Some studies have also explored the potential impact of BAV on myocardial injury during the TAVR procedure, suggesting that omitting valvuloplasty might reduce myocardial damage and simplify the procedure. It has been proposed that avoiding BAV could reduce complications such as aortic regurgitation, systemic embolism, and annulus rupture. BAV can be useful for determining annular size and assessing the risk of coronary occlusion, particularly when the sinuses are low. However, with detailed assessment available through multislice computed tomographic angiography, it is possible to optimally select patients before TAVR, reducing the necessity of performing BAV during the procedure [3032]. Moreover, recent data emphasize the importance of electrocardiographic and imaging predictors of conduction abnormalities and pacemaker implantation following TAVI, which may also affect procedural planning [33].

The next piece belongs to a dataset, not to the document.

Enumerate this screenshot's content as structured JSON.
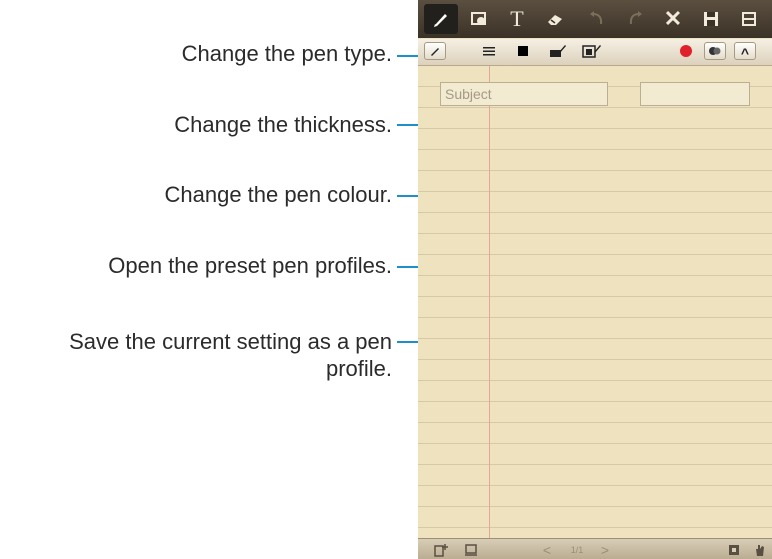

This study has several limitations. First, its retrospective and single-center design limits the ability to establish causality and may affect the generalizability of the findings. Second, the relatively low number of adverse events, particularly in the ASC group, may have reduced the power to detect subtle differences between groups. Third, follow-up was limited to in-hospital outcomes, precluding conclusions about long-term safety and efficacy. Finally, patient selection was not randomized, and local practices and operator preference may have influenced decision-making.

Conclusions

BAV performed in ASC is just as safe and effective as that conducted in CSBU. Despite some baseline differences, key outcomes were similar between the two groups. Both groups showed significant improvements in post-procedure transvalvular gradients. This suggests that BAV can be safely and effectively conducted in standalone catheterization laboratories, providing a viable alternative for facilities without immediate surgical backup. Although promising, the results warrant validation in larger, prospective cohorts before this approach can be widely adopted.

Ethical approval

Not applicable.

Conflict of interest

The authors declare no conflict of interest.